Alan Gura, the lead attorney in the Heller case, has been the strongest of defenders of the precedent his case set. He keeps suing DC to press for the rights under Heller to be recognized, and DC keeps trying to keep the citizenry disarmed. But this week, Gura scored a big win for his client, the Second Amendment Foundation. A federal judge ruled that the District’s requirement that applicants for concealed carry permits demonstrate a “good reason” likely violates the constitutional rights of those applicants.
DC Police Chief Cathy Lanier, no champion of second amendment guarantees, had been granted the power to deny applicants who in her view failed to demonstrate “a special need for self-protection distinguishable from the general community.” But Judge Scullin granted an injunction against the city so they may not legally discriminate against people who couldn’t convince the Chief they deserved special permission to carry.
Let’s recall that by her actions, Chief Lanier evidently believes celebrities like David Gregory should not be punished when they knowingly violate District firearms laws, but innocent veterans who mistakenly violate the odd and restrictive DC laws should have the book thrown at them.
But deplorable as that is, it is not even the crux of the issue.. DC has had the highest rate of firearm murders in the country, and thus even more important is the undeniable effect of heavy gun control, both when guns were banned by DC in 1976, and then effectively reversed by the Heller decision in 2008:
The gun ban had an unintended effect: It emboldened criminals because they knew that law-abiding District residents were unarmed and powerless to defend themselves.
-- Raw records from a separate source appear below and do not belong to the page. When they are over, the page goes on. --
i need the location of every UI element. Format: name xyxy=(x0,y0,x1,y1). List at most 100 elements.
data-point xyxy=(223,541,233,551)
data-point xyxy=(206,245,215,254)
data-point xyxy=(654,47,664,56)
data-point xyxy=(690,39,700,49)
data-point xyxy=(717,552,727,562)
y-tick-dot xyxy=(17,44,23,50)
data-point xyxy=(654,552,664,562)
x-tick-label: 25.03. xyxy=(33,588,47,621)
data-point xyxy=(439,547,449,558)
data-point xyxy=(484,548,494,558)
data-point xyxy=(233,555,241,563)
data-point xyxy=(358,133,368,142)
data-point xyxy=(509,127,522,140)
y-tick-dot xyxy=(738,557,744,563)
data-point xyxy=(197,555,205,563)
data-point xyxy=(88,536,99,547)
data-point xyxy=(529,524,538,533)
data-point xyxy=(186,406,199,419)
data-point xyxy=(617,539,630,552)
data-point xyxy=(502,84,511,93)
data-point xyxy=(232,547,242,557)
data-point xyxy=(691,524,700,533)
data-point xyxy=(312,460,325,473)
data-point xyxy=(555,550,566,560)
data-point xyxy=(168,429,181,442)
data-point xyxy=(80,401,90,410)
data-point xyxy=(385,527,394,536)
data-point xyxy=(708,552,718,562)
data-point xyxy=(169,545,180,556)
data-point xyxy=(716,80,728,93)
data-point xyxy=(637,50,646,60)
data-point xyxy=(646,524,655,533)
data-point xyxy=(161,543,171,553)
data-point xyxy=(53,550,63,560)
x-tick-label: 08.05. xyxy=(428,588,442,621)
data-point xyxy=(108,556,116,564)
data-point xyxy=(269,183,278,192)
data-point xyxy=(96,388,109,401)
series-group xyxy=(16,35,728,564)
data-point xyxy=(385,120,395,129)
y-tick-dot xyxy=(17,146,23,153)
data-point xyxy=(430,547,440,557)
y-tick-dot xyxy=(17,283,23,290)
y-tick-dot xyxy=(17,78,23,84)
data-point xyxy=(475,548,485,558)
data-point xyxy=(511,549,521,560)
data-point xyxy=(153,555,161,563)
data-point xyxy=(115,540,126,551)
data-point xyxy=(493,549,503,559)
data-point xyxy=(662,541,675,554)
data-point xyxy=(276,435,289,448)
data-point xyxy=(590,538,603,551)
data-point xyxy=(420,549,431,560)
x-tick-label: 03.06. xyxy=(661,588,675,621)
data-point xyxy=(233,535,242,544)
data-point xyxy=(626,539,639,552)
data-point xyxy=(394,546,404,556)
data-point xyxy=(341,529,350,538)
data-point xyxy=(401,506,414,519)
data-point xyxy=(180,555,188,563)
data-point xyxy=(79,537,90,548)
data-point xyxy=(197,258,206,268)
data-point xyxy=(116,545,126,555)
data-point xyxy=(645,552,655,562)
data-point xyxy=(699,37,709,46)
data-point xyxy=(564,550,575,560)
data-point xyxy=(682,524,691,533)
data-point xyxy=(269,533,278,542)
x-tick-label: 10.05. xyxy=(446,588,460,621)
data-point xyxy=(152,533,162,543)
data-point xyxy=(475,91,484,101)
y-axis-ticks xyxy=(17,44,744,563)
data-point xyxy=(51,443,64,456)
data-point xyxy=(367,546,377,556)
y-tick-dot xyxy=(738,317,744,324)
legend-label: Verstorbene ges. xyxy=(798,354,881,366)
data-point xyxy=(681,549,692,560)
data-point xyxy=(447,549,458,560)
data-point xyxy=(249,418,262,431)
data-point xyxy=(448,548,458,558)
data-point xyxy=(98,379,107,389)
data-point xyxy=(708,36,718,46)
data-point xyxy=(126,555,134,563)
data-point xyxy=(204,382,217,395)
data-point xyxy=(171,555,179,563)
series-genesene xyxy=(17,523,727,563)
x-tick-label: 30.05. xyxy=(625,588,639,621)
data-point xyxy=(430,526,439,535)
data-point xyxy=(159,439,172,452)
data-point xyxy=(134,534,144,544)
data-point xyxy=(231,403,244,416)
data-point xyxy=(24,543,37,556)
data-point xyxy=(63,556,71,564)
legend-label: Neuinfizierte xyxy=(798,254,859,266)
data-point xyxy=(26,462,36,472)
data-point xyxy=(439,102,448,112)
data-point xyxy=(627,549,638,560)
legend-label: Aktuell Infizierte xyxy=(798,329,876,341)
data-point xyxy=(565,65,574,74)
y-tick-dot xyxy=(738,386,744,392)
Violent crime increased after the law was enacted, with homicides rising to 369 in 1988, from 188 in 1976 when the ban started. By 1993, annual homicides had reached 454.
Since the gun ban was struck down, murders in the District have steadily gone down, from 186 in 2008 to 88 in 2012, the lowest number since the law was enacted in 1976.
A simple realization of human nature allows one to reach the rather basic conclusion that…yes, if guns are outlawed, only outlaws will have guns. Like most statist utopias, DC celebrates diversity as its most noble ambition but refuses to extend that diversity to those who simply choose to exercise their right to self-defense, no matter the growing volume of data proving that gun control is not only ineffective but dangerous. Until they do, and quit with the notion that a political appointee should be given the power to pick and choose who is and is not allowed to exercise a constitutional right, we should all be thankful for civil rights lawyers and federal judges who see to it that they cannot trample over the rights they choose to ignore.